Abstract

Background: Atherosclerosis is a systemic disease, and both coronary and intracranial atherosclerosis are common in elderly. Unlikely to coronary artery disease (CAD), intracranial atherosclerotic disease (ICAD) can cause stroke by branch occlusive disease-type (B-type ICAS), subcortical infarcts caused by parent arterial disease occluding perforator’s orifice as well as coronary type rupture of plaque (C-type ICAS).Vascular pathophysiology of coronary atherosclerosis in relationship with different phenotypes of intracranial atherosclerosis is unknown. Methods: We prospectively recruited 69 patients with acute cerebral infarcts caused by ICAS who had no history of CAD. Patients underwent both cardiac multidetector computed tomography (MDTC) and brain high-resolution MRI (HR-MRI).

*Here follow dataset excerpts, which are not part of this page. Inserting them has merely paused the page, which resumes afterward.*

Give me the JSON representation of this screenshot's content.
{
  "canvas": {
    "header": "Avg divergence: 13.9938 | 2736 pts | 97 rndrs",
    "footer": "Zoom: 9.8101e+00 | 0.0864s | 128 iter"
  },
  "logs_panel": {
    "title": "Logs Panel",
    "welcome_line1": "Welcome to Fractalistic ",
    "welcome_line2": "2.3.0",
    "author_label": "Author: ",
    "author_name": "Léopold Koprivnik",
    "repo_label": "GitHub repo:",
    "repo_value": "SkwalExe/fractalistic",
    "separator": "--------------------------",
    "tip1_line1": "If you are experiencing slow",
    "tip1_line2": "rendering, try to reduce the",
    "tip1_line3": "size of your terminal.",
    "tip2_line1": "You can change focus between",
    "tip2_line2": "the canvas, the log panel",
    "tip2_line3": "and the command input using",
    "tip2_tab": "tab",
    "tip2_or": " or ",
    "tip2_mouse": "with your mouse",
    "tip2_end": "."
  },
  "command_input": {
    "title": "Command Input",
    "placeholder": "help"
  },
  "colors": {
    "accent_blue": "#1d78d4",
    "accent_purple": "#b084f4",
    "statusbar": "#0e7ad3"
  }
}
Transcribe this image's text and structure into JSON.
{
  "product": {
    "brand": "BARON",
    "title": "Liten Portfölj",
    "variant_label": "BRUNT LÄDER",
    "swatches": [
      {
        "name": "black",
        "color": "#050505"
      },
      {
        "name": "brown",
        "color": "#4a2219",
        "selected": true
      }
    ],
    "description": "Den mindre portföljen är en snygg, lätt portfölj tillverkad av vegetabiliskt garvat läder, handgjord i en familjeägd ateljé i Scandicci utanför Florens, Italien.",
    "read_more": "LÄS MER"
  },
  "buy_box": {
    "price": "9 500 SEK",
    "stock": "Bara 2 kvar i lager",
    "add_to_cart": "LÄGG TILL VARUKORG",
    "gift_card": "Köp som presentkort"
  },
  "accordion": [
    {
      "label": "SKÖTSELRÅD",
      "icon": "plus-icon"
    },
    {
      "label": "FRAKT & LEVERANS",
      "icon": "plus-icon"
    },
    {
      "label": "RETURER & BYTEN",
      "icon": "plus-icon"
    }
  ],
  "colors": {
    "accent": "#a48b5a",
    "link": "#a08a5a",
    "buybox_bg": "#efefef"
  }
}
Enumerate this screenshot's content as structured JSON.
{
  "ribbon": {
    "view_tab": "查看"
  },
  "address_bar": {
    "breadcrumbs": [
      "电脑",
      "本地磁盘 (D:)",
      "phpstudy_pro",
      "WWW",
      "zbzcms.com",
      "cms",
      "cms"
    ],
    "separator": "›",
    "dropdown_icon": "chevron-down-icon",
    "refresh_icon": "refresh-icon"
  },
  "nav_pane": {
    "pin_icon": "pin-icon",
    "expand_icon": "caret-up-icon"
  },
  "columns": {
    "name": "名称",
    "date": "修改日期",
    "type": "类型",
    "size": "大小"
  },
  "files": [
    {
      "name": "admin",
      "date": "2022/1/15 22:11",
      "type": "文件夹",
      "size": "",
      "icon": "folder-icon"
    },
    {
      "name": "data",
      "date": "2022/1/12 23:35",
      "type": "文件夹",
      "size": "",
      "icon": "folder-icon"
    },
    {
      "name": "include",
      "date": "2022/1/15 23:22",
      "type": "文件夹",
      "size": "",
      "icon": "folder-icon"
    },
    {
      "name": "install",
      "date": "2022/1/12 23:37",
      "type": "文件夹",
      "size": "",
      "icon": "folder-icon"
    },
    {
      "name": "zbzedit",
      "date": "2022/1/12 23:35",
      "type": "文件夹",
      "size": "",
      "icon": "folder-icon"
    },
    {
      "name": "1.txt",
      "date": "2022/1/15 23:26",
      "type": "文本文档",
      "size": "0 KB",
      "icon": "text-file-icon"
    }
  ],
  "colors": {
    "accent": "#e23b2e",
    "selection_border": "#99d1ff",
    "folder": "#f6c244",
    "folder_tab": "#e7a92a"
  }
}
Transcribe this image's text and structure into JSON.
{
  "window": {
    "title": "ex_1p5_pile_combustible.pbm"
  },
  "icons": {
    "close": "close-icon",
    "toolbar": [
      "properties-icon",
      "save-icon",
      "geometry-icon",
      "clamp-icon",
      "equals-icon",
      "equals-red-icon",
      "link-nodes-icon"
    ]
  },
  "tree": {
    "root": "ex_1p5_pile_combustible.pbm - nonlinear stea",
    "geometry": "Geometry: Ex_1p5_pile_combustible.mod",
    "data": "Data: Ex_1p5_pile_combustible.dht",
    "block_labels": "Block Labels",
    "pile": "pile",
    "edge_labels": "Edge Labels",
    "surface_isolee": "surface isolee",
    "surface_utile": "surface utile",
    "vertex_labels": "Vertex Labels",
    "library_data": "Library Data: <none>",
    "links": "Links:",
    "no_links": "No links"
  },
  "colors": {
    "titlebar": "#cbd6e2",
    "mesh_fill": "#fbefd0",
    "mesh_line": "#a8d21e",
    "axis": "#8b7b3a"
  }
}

Symptomatic steno-occlusive intracranial artery at the maximal stenosis on MRA was analyzed in terms of vascular morphology (stenosis degree, remodeling index, and wall index) and activation (enhancement pattern and volume) using HR-MRI. Asymptomatic CAD burden (number and degree of stenosis) and plaque characteristics (calcified, mixed, and non-calcified) were measured with MDCT. The degree of asymptomatic ICAD was also measured in each patient (number of stenotic arteries and degree of stenosis). Results: The mean age of the patients were 65.1±1.5 years, 59.4% were male, and 35 (51.7%) were diagnosed with C-type ICAS. Asymptomatic CAD was observed in most patients, and increase in CAD burden was associated with increased asymptomatic ICAD (p<0.01). Overall CAD burden were not different between B-type and C-type ICAS. However, prevalence of non-calcified coronary plaque were much higher in C-type ICAS (35.3% vs 62.9%, p=0.02). C-type ICAS group also showed higher degree of stenosis (40.4 ±34.5 vs 77.3±17.3, p<0.001), increased positive remodeling index (1.0±0.3 vs 1.3±0.5, p=0.03), and larger proportion of vessels with enhancement (73.5% vs 97.1%, p<0.01) in cerebral arteries compared to B-type ICAS. Conclusions: Plaque characteristics of intracranial and coronary behave in same way. Further studies are needed to find systemic factors associated both intracranial and coronary plaque progression.